Aussi, environ 70% de ses besoins en électricité lui sont fournis par le Nigéria. Et ce dernier, fer de lance des sanctions de la CEDEAO, a tout simplement coupé le courant, mettant les ménages, les entreprises et l’administration sous régime de rationnement.
« C’est grave à Niamey, nous en souffrons déjà énormément », se lamente un citoyen sur place joint au téléphone. Du côté béninois et nigérian, si la population ne risque de subir les affres du blocus, les transporteurs qui convoient les marchandises des ports vers ce pays enclavé sont au chômage, ce qui n’est pas sans avoir d’effets sur leurs familles. Il en est de même de ceux qui vivent de commerce transfrontalier.

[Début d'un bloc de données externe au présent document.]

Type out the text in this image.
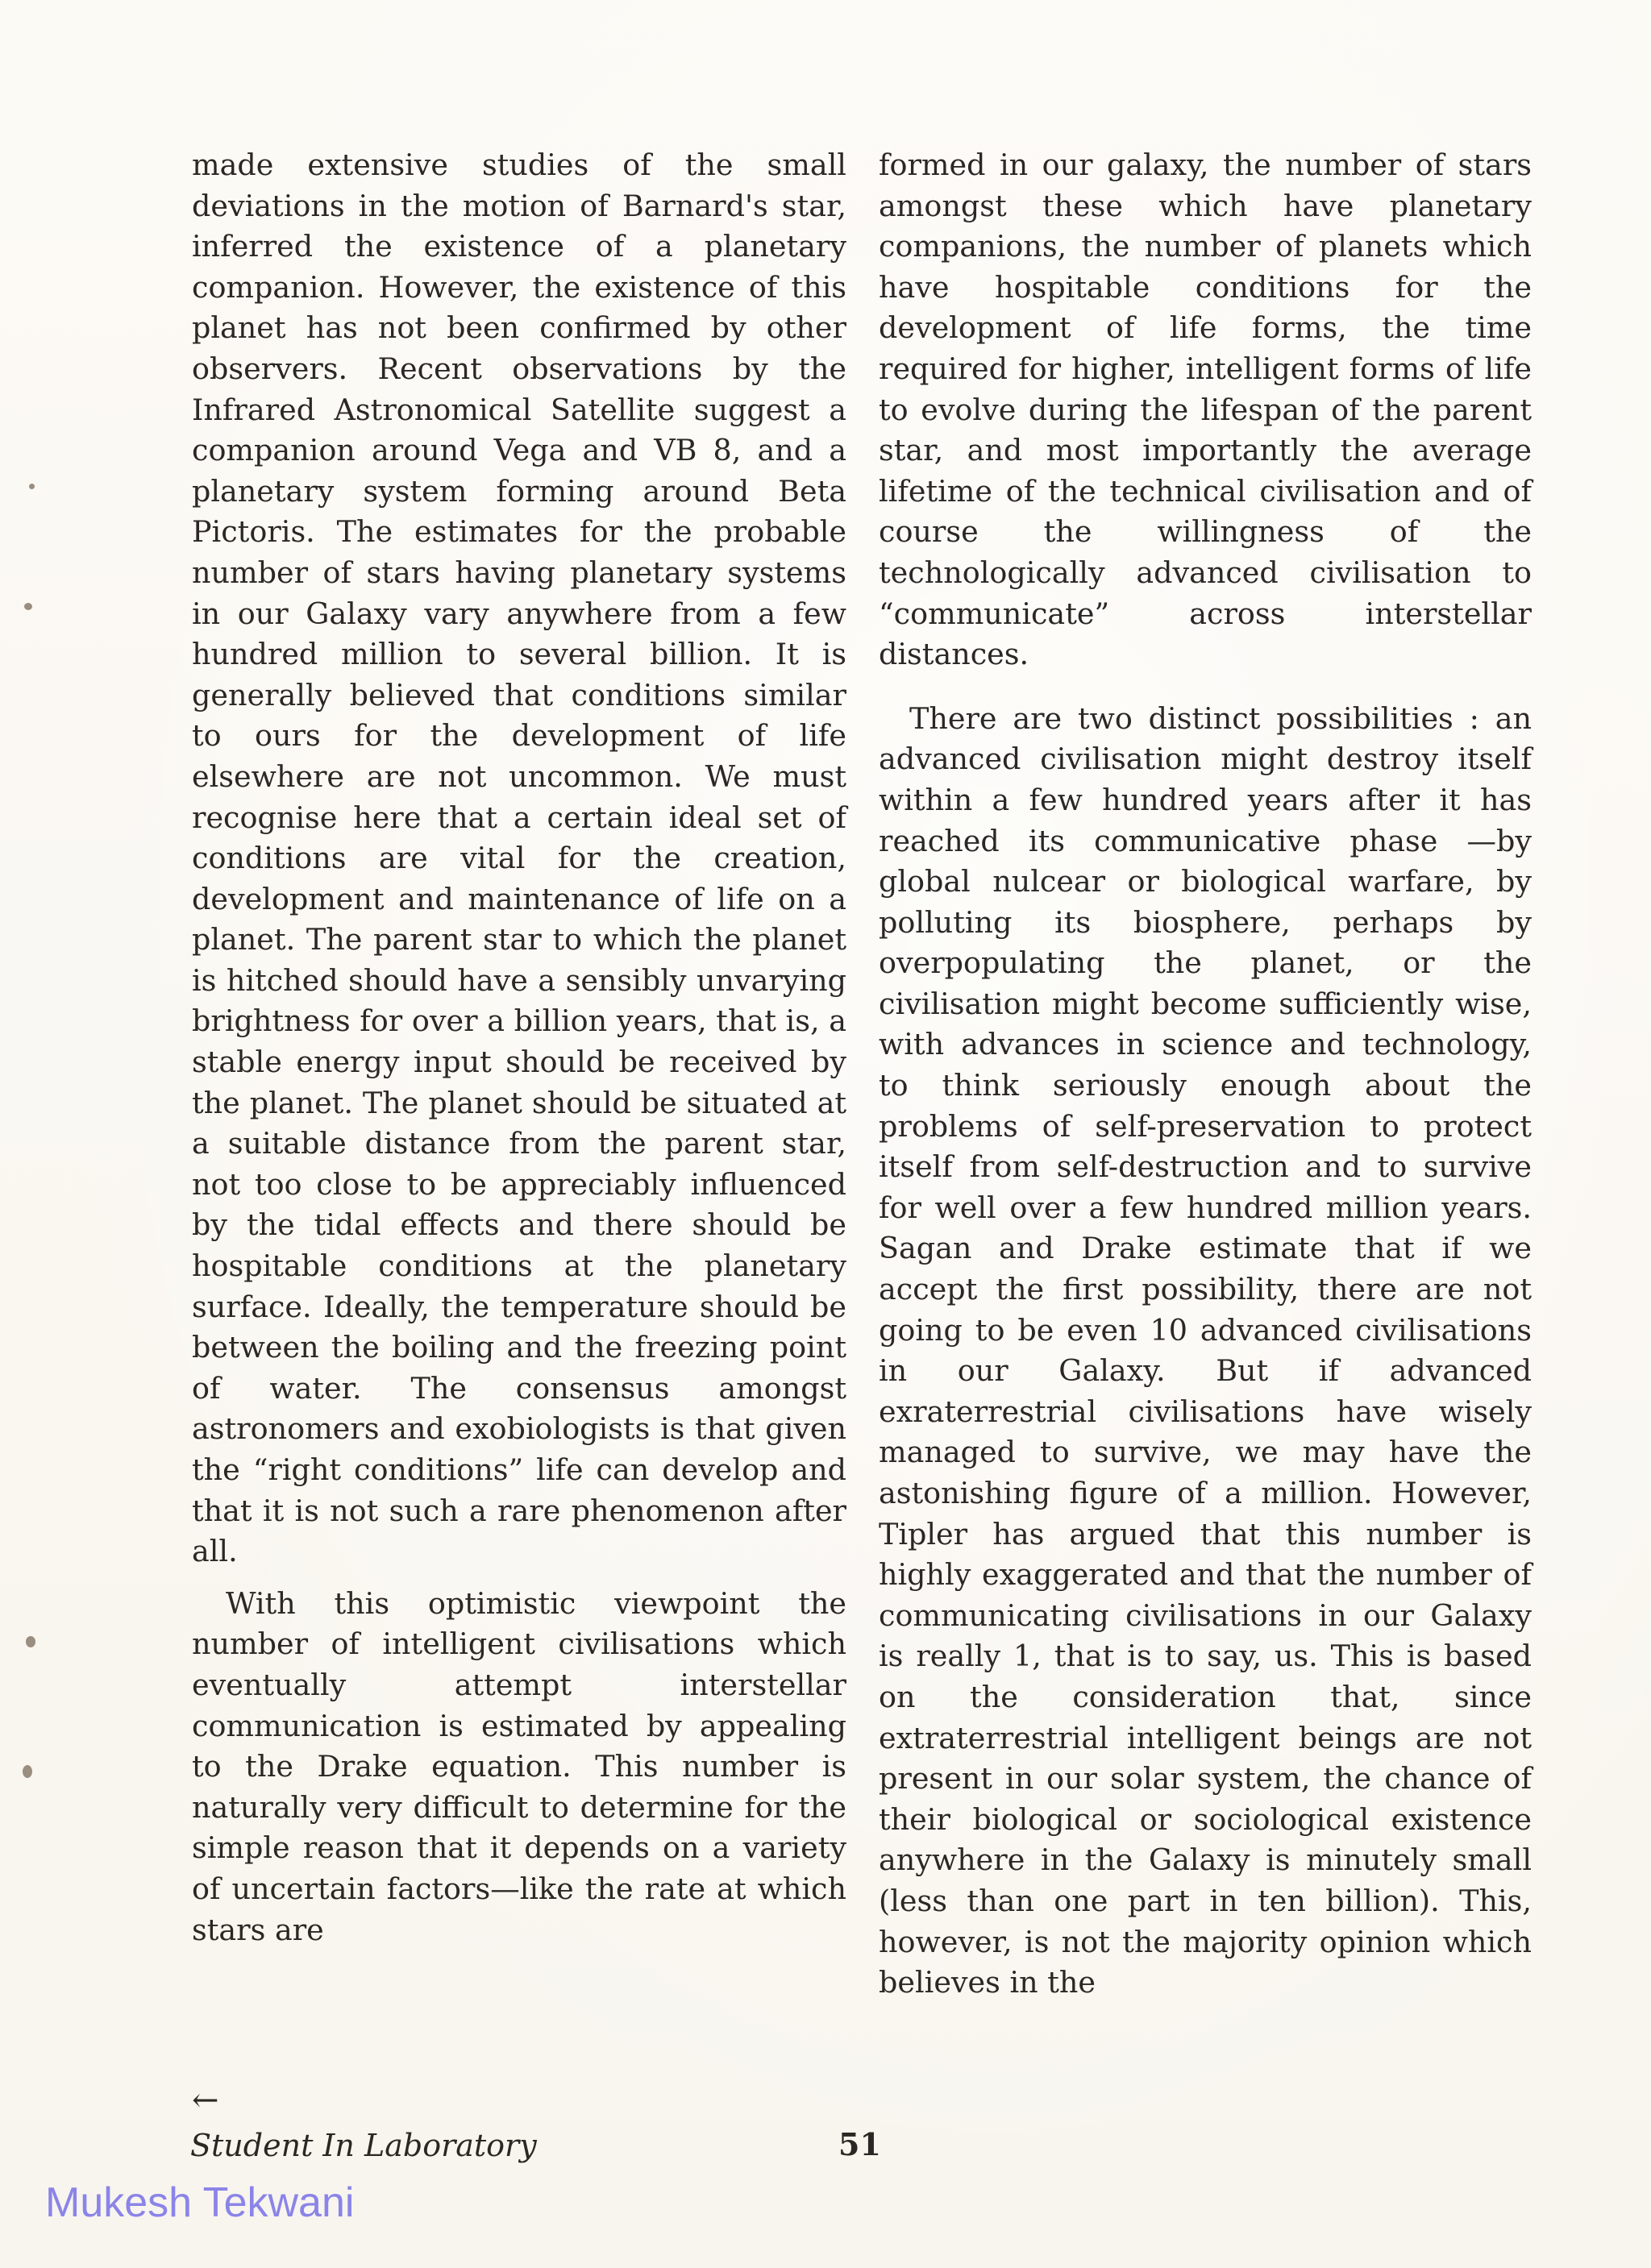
made extensive studies of the small deviations in the motion of Barnard's star, inferred the existence of a planetary companion. However, the existence of this planet has not been confirmed by other observers. Recent observations by the Infrared Astronomical Satellite suggest a companion around Vega and VB 8, and a planetary system forming around Beta Pictoris. The estimates for the probable number of stars having planetary systems in our Galaxy vary anywhere from a few hundred million to several billion. It is generally believed that conditions similar to ours for the development of life elsewhere are not uncommon. We must recognise here that a certain ideal set of conditions are vital for the creation, development and maintenance of life on a planet. The parent star to which the planet is hitched should have a sensibly unvarying brightness for over a billion years, that is, a stable energy input should be received by the planet. The planet should be situated at a suitable distance from the parent star, not too close to be appreciably influenced by the tidal effects and there should be hospitable conditions at the planetary surface. Ideally, the temperature should be between the boiling and the freezing point of water. The consensus amongst astronomers and exobiologists is that given the “right conditions” life can develop and that it is not such a rare phenomenon after all.

With this optimistic viewpoint the number of intelligent civilisations which eventually attempt interstellar communication is estimated by appealing to the Drake equation. This number is naturally very difficult to determine for the simple reason that it depends on a variety of uncertain factors—like the rate at which stars are

formed in our galaxy, the number of stars amongst these which have planetary companions, the number of planets which have hospitable conditions for the development of life forms, the time required for higher, intelligent forms of life to evolve during the lifespan of the parent star, and most importantly the average lifetime of the technical civilisation and of course the willingness of the technologically advanced civilisation to “communicate” across interstellar distances.

There are two distinct possibilities : an advanced civilisation might destroy itself within a few hundred years after it has reached its communicative phase —by global nulcear or biological warfare, by polluting its biosphere, perhaps by overpopulating the planet, or the civilisation might become sufficiently wise, with advances in science and technology, to think seriously enough about the problems of self-preservation to protect itself from self-destruction and to survive for well over a few hundred million years. Sagan and Drake estimate that if we accept the first possibility, there are not going to be even 10 advanced civilisations in our Galaxy. But if advanced exraterrestrial civilisations have wisely managed to survive, we may have the astonishing figure of a million. However, Tipler has argued that this number is highly exaggerated and that the number of communicating civilisations in our Galaxy is really 1, that is to say, us. This is based on the consideration that, since extraterrestrial intelligent beings are not present in our solar system, the chance of their biological or sociological existence anywhere in the Galaxy is minutely small (less than one part in ten billion). This, however, is not the majority opinion which believes in the

←
Student In Laboratory	51
Mukesh Tekwani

L’objectif de la CEDEAO en décidant de placer le Niger sous blocus est de rendre le pays ingouvernable, ce qui finirait par contraindre les putschistes à rendre le pouvoir au président démocratiquement élu. Mais en apparence, les putschistes ont la cote puisqu’ils réussissent à galvaniser leurs supporters. Mais pour combien de temps ? « Ventre affamé n’a point d’oreilles », dit un proverbe. A terme, les discours enflammés des putschistes contre la CEDEAO et la France, bouc-émissaire de leurs maux, finiront par résonner comme dans des oreilles de hordes d’affamés qui ne veulent rien d’autre que la nourriture.